Vortrag · Führung

Künstlerführung mit Peter Pongratz


Der österreichische Künstler Peter Pongratz feiert heuer seinen 75. Geburtstag. Deshalb widmet ihm das Essl Museum eine große Retrospektive mit allen Werken der bisherigen Schaffensphasen und auch neuen, bisher noch nicht gezeigten Arbeiten. Die Ausstellung zeigt Werkserien des Künstlers von frühen, phantastisch anmutenden Landschaften über die Auseinandersetzung mit ozeanischer Kunst bis zu neuen, figurativ-abstrakten Arbeiten direkt aus dem Atelier des Künstlers.

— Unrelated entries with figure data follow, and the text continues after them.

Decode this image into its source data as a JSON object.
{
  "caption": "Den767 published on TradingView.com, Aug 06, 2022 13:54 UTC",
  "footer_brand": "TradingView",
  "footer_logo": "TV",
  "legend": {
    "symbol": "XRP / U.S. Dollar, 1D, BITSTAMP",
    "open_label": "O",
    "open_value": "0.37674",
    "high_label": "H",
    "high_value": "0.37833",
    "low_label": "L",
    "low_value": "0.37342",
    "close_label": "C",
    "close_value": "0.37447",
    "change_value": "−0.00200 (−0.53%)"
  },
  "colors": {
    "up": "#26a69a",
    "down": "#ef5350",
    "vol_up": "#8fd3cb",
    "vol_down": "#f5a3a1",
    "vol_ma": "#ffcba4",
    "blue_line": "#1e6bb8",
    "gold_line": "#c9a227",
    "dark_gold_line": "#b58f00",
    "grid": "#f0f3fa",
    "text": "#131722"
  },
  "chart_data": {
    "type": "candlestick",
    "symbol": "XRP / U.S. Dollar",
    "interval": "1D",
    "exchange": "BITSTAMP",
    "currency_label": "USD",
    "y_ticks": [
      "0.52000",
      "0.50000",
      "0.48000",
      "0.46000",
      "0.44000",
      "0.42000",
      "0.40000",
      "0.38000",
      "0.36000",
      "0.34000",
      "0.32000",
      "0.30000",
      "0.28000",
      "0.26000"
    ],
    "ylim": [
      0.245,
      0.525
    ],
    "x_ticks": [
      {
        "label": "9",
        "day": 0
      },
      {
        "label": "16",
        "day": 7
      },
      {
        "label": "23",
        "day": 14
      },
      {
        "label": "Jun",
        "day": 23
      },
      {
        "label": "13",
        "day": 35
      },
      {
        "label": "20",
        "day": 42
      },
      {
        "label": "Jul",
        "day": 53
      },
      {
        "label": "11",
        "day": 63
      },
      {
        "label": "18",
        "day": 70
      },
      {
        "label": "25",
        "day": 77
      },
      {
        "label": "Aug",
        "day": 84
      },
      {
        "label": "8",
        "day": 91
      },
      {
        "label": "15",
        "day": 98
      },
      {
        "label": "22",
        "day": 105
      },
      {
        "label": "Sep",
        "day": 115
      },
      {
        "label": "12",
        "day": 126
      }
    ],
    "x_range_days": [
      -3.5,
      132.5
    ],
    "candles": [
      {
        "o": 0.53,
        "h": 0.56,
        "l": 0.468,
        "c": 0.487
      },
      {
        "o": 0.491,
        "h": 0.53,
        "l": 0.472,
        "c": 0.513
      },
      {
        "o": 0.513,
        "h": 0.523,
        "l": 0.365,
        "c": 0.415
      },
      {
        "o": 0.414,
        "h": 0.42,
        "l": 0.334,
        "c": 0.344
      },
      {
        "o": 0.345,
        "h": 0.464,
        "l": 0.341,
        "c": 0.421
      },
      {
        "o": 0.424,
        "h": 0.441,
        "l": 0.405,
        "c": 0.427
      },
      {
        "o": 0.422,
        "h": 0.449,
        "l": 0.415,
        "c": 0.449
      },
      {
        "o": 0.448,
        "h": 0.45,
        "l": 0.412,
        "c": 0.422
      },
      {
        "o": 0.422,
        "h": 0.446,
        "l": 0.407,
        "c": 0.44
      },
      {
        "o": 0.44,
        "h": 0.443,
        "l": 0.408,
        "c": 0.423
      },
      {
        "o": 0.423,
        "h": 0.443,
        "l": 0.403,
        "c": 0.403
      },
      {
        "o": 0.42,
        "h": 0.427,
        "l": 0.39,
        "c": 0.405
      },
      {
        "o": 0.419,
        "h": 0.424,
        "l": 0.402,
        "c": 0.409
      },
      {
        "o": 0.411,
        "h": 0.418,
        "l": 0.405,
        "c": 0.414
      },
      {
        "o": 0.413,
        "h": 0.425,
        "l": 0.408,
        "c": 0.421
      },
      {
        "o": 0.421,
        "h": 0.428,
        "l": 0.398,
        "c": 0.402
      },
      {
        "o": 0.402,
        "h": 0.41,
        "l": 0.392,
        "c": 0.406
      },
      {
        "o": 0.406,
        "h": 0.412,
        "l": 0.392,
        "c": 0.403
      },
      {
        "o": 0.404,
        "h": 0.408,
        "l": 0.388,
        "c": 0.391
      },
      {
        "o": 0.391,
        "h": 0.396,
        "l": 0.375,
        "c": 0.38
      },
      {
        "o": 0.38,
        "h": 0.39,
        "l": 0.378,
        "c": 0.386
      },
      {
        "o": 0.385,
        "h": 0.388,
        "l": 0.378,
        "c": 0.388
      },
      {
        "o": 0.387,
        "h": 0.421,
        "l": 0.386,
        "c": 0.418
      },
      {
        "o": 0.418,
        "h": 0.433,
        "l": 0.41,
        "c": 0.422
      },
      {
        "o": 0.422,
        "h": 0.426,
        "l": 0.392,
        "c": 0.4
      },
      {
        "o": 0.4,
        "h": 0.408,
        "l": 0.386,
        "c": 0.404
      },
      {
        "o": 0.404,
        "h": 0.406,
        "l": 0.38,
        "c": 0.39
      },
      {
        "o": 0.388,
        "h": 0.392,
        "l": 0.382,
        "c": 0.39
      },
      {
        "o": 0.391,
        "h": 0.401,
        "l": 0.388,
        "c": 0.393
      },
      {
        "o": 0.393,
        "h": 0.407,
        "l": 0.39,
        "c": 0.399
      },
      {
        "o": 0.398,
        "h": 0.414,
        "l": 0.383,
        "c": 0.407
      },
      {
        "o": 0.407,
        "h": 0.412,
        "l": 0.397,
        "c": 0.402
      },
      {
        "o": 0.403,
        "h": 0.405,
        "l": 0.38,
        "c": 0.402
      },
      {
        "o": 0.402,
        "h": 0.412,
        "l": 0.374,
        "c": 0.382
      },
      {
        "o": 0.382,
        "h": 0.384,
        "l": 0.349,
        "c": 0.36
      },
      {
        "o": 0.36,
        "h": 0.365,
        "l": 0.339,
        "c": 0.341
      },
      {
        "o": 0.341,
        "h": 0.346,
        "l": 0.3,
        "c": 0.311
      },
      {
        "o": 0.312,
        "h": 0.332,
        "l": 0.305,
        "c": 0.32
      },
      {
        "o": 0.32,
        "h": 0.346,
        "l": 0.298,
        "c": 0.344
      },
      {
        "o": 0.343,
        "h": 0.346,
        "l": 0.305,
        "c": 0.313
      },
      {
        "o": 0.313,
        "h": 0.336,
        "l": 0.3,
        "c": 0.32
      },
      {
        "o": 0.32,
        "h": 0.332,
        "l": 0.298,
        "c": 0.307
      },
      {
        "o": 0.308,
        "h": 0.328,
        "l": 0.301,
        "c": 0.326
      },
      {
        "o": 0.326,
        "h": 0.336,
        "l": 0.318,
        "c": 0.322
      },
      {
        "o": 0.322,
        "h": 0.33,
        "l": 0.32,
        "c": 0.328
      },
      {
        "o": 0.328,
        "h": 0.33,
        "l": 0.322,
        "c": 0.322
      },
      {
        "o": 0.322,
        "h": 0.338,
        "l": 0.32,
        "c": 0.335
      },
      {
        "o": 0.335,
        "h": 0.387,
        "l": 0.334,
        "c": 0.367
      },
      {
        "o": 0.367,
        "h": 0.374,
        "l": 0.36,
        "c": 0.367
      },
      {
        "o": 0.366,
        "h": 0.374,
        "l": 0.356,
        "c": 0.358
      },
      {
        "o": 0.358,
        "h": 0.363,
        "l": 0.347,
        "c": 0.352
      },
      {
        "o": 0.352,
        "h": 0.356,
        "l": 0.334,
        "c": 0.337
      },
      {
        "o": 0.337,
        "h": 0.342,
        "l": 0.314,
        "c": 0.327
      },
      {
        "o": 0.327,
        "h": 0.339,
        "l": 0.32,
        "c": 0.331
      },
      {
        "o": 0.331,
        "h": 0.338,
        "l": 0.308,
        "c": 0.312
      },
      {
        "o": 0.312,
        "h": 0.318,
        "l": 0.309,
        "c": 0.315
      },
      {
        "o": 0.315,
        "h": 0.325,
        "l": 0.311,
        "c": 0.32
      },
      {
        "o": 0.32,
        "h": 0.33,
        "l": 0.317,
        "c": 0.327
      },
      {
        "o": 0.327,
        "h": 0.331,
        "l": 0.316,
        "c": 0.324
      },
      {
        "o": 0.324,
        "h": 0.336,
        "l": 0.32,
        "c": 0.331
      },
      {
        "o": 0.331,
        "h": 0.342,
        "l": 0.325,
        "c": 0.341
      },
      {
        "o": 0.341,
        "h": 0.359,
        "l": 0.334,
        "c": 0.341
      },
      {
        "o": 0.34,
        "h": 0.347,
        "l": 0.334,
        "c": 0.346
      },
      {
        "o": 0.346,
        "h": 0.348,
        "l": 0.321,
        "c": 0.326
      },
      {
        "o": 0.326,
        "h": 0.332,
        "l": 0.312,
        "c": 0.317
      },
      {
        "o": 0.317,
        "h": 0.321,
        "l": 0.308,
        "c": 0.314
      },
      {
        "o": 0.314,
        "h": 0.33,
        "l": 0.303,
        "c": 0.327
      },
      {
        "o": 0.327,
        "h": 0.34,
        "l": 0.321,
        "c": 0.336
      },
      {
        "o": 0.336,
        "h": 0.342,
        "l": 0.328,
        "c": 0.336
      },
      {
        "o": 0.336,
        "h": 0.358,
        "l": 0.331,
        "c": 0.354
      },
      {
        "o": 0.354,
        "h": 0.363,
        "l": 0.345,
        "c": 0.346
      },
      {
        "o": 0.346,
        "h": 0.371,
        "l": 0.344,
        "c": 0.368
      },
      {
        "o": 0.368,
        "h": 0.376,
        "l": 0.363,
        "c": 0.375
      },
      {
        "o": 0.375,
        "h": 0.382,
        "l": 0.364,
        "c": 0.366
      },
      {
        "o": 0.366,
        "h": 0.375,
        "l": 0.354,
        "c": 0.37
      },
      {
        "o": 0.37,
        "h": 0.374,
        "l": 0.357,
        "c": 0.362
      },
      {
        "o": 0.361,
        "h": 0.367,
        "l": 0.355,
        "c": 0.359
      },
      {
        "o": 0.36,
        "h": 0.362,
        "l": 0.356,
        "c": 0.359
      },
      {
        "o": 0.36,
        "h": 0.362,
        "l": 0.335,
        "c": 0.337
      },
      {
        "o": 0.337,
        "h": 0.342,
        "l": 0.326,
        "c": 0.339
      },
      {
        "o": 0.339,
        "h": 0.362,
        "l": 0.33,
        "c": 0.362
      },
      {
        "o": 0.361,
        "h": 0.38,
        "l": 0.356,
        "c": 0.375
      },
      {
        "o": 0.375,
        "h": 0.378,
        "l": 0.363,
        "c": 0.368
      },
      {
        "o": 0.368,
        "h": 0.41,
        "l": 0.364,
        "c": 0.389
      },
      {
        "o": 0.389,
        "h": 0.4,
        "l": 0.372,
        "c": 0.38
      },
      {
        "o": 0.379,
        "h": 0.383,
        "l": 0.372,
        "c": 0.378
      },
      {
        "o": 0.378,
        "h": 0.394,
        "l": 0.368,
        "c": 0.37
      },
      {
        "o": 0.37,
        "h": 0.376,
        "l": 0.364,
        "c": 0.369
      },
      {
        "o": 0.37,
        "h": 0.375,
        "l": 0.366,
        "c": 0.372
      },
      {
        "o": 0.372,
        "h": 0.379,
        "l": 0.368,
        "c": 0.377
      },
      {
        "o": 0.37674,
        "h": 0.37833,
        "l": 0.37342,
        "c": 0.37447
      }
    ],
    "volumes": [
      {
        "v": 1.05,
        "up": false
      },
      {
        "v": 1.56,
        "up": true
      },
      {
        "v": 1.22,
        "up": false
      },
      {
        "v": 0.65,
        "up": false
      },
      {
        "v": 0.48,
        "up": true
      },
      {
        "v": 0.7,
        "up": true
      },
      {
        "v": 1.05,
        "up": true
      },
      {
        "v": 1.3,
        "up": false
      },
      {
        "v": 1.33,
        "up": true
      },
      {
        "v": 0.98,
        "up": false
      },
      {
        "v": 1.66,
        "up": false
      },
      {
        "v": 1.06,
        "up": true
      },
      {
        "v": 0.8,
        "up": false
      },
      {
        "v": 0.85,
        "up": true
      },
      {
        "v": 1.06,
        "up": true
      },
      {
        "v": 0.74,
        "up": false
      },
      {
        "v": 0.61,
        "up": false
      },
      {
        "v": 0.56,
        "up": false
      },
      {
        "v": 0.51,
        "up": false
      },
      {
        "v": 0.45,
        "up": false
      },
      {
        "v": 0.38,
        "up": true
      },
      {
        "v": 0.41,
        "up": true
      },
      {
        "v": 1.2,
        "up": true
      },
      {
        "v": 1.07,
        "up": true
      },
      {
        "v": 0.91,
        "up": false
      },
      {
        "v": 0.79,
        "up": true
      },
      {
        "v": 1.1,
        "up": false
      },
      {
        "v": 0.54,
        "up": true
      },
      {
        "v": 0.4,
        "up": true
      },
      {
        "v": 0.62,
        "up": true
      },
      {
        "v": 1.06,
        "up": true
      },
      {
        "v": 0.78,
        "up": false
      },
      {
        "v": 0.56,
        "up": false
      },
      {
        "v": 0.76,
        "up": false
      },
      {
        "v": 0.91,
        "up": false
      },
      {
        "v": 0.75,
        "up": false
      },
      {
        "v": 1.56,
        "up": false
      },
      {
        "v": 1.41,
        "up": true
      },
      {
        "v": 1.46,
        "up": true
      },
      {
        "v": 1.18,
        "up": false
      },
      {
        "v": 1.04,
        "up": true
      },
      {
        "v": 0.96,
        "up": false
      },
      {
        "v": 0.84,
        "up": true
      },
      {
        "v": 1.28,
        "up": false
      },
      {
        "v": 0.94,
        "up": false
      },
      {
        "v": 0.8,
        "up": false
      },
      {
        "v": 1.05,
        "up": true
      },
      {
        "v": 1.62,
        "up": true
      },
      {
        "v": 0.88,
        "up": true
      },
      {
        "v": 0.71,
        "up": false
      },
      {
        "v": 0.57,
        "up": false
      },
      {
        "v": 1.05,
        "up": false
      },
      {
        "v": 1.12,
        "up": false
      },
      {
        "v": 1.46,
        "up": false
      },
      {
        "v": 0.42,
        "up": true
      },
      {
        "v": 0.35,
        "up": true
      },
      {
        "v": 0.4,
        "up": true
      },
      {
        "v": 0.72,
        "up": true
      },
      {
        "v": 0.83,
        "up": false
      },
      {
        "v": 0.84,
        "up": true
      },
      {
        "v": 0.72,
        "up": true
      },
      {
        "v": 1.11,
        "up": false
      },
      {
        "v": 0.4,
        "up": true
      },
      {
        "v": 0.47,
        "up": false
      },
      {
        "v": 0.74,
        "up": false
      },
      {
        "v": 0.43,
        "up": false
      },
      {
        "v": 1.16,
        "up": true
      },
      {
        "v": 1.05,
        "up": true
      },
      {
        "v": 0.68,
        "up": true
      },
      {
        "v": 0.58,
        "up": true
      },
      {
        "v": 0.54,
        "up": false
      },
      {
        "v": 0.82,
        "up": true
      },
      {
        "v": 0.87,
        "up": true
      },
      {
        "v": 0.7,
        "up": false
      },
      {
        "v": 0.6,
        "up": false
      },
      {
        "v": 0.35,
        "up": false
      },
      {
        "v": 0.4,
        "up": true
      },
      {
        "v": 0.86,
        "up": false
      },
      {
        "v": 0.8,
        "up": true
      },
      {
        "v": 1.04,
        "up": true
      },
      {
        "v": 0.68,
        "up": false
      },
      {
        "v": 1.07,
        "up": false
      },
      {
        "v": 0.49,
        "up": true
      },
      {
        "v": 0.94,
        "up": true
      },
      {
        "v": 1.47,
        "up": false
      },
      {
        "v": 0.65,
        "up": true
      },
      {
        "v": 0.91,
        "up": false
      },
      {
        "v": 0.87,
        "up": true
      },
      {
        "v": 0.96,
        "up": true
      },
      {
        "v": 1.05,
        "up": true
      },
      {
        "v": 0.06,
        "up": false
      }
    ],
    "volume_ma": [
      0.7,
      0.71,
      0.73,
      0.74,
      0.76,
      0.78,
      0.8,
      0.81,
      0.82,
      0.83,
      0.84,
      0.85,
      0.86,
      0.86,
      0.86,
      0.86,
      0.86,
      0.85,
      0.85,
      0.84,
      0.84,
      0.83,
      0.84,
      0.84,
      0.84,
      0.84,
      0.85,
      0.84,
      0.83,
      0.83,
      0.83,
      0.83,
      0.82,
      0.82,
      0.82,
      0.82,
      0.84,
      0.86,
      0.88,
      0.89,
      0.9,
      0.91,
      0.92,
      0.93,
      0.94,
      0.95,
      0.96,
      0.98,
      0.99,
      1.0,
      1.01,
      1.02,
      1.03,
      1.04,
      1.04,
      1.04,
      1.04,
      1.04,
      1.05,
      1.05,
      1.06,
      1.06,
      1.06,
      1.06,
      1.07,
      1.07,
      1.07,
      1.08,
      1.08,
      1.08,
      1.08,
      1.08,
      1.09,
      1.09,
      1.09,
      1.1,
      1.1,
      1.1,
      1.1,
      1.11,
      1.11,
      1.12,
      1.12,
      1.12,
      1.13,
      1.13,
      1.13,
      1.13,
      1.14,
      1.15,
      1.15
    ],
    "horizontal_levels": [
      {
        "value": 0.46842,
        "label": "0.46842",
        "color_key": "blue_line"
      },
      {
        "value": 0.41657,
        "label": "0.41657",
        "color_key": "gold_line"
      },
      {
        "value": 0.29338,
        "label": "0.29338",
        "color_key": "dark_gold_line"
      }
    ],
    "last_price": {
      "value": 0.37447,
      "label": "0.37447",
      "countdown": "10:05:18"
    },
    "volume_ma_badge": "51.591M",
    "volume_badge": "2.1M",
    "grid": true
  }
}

Die Kunst des Peter Pongratz
„Mein Leben ist auf Bildern aufgebaut – das ist meine Form zu kommunizieren“, so Peter Pongratz. Akademismen und künstlerischen Moden misstrauend, hat sich der Künstler einen kindlichen Blick auf die Welt bewahrt und sucht in seiner Malerei und Grafik nach einem individuellen und stark gefühlsbetonten Ausdruck. Pongratz mischt seit seinen künstlerischen Anfängen in den 1960er Jahren das Figurale immer wieder mit dem Abstrakten und wendet sich dabei bewusst gegen die damals richtungsgebenden Fronten des Informellen oder des Phantastischen Realismus. Zeit seines Lebens ist er begeistert von der unverstellten und authentischen Kunst von Kindern, er beschäftigte sich mit Art brut, ist fasziniert von den Kulturen Ozeaniens und jener von Urvölkern. Dabei bezeichnet sich der Künstler selbst als Vorreiter der „wilden“ Malerei, die dann in den 1980er Jahren in Österreich, aber etwa auch in Deutschland für großes Aufsehen sorgt.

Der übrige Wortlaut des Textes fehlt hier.